At the outset of his term as Secretary of State Hay oversaw the peace negotiations with Spain which concluded the Spanish-American war, and pursuant to which the U.S. acquired the Philippines. Hay, writing in 1898 when he was still the U.S. ambassador to Great Britain, famously described that conflict as a “splendid little war” in a letter to Teddy Roosevelt. If you are looking for something to put on your summer reading list, I recommend John Taliaferro’s All the Great Prizes, a biography of John Hay written in 2013 and reviewed here. In Taliaferro’s telling, Hay is not the “cavalier imperiali[st]” (page 330) that his splendid-war language suggests, a view not quite shared by Foster Rhea Dulles writing in a 1961 edited volume entitled An Uncertain Tradition: American Secretaries of State in the Twentieth Century (ed. by Norman A. Graebner), which I also recommend. In Taliaferro’s work you can learn more about the Cleveland oligarchy in the late 19th Century, the details of Hay’s personal life, and the incredible span of Hay’s life from President Lincoln’s personal Secretary to Teddy Roosevelt’s Secretary of State, but Dulles offers much more succinct account of Hay’s role in U.S. foreign policy at the turn of the 20th Century.

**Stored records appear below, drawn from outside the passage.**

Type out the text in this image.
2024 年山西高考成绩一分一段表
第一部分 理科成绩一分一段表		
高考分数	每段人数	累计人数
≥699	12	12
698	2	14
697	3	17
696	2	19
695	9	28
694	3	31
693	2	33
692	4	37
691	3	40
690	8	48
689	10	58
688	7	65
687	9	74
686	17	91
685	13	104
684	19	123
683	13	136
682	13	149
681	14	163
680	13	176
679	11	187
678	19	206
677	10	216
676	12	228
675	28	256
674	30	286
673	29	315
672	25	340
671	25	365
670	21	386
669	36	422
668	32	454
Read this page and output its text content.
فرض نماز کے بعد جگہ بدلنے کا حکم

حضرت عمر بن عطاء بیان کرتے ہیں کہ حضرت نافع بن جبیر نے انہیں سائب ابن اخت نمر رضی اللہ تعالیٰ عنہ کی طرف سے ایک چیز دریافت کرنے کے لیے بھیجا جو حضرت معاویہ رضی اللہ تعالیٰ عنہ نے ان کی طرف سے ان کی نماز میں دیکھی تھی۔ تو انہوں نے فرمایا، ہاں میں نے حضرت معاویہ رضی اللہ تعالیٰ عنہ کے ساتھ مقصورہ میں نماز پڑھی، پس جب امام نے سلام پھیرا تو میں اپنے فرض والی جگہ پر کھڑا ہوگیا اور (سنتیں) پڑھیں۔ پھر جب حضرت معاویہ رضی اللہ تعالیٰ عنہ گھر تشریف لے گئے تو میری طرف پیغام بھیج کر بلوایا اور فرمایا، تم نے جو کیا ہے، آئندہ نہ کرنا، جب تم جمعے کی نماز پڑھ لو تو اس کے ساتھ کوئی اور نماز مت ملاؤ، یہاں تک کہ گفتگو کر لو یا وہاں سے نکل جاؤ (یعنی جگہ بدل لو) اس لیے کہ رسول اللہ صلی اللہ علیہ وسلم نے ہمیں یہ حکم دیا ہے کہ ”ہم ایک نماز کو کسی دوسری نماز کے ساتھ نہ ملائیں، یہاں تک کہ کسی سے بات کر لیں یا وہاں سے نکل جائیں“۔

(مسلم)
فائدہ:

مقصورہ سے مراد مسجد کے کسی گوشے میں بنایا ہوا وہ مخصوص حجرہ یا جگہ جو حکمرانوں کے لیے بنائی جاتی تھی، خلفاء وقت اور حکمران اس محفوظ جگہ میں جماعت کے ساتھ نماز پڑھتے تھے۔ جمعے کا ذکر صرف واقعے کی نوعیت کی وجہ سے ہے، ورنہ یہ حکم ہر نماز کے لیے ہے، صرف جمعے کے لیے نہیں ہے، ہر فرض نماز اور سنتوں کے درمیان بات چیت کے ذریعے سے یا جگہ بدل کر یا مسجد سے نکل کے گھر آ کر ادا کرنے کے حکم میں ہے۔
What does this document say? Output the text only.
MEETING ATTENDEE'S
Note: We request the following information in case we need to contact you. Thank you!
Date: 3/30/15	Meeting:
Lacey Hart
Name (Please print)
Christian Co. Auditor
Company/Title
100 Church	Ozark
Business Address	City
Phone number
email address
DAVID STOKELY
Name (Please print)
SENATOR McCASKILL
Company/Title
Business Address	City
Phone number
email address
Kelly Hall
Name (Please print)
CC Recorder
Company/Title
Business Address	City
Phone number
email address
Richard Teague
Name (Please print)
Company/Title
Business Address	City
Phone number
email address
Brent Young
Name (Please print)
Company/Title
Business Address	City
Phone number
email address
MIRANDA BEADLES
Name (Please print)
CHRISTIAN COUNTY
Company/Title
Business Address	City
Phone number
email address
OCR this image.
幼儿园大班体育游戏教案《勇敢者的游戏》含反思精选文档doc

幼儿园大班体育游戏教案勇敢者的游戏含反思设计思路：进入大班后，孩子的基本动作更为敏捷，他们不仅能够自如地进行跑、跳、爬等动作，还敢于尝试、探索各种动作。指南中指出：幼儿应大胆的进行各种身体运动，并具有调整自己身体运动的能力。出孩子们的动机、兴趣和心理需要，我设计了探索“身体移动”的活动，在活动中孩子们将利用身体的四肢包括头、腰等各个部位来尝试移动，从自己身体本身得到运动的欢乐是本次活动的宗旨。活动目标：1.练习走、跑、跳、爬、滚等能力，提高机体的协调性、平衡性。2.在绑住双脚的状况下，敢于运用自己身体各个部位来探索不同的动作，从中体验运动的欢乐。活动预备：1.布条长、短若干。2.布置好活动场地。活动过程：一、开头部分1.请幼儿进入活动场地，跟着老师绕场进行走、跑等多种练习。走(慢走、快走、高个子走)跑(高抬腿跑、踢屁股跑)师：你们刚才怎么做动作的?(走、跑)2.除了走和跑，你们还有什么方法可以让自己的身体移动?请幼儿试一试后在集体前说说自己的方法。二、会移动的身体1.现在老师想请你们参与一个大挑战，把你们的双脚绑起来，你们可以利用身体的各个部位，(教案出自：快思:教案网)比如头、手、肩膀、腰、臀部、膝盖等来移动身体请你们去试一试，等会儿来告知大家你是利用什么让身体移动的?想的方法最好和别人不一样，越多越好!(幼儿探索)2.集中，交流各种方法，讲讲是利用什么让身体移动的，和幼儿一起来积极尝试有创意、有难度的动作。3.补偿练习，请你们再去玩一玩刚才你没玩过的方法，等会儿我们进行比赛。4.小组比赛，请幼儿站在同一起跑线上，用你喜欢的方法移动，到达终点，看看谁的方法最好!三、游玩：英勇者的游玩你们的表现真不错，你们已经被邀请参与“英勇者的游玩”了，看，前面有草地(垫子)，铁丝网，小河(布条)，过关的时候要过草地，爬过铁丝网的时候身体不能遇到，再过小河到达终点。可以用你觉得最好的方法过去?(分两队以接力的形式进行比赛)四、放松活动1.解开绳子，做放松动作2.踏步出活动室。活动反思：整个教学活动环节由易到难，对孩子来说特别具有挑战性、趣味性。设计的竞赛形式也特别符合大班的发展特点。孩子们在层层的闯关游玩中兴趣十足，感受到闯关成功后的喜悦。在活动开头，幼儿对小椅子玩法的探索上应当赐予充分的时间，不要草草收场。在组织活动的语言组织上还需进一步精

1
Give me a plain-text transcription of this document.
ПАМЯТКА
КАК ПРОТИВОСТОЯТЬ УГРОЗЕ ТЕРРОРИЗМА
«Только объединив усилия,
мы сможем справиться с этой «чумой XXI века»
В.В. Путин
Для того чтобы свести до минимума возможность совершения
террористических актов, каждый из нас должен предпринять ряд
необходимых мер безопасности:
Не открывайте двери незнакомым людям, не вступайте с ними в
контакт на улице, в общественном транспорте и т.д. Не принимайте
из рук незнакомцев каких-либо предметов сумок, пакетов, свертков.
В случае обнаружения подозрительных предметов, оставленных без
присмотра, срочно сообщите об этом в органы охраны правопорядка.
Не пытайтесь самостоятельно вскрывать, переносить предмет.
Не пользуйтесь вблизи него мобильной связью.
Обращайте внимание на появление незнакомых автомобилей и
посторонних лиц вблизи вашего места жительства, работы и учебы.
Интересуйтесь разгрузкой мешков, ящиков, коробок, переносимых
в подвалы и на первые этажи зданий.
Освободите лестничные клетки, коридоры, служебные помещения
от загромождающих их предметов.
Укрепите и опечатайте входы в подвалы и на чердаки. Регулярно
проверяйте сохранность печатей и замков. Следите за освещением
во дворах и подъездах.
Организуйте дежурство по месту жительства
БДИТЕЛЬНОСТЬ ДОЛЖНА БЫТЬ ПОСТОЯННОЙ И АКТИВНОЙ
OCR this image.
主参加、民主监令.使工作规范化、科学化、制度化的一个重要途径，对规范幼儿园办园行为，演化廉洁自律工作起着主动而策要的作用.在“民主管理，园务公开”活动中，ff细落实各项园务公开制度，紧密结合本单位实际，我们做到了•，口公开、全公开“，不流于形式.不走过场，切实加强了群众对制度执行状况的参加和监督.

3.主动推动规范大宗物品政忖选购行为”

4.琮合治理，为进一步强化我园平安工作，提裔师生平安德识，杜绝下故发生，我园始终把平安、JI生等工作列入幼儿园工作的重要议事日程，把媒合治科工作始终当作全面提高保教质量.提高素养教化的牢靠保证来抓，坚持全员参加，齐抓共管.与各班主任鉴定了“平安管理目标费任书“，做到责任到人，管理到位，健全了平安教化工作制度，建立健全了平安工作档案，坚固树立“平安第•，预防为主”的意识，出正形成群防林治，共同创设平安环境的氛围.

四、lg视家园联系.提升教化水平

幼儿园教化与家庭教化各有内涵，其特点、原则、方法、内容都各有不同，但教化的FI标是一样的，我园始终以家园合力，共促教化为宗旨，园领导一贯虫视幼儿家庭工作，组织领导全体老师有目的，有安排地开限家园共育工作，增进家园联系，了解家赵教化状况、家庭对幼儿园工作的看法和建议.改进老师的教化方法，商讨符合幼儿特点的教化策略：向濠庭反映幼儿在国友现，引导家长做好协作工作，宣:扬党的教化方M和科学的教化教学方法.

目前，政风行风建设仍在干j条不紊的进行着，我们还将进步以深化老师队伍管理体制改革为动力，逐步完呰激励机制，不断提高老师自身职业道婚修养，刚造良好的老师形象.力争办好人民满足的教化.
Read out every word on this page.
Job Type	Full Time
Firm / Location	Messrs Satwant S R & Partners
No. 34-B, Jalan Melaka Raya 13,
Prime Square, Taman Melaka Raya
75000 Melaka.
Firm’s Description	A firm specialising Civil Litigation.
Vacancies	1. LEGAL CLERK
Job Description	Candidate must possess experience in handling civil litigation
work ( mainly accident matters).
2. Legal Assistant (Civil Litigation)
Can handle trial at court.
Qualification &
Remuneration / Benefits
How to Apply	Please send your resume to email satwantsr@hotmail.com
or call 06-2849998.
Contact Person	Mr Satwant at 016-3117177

Hay dispatched the notes that formed the basis of the famous “Open Door” policy with respect to China, generating favorable trade terms for the United States in the “spheres of interest” of Britain, Germany, Russia and other countries. During the Boxer Rebellion, the Open Door Policy came to include the preservation of China’s territorial integrity, a policy that both served U.S. trade interests and appeared anti-imperialist. And, of course, Hay executed some of Roosevelt’s foreign policy in Latin America, including the negotiation of the agreement with the new state of Panama (formed after a U.S.-aided revolution and the gunboat Nashville helped separate it from Colombia) for the Panama Canal.
Hay was an extremely skilled diplomat but his relations with U.S. Senate were prickly at best, especially when it came to treaties. Expressing what seems to be a timeless executive branch sentiment, Hay wrote colorfully that “[a] treaty entering the Senate is like a bull going into the arena; no one can say just how or when the final blow will fall—but one thing is certain—it will never leave the arena alive.”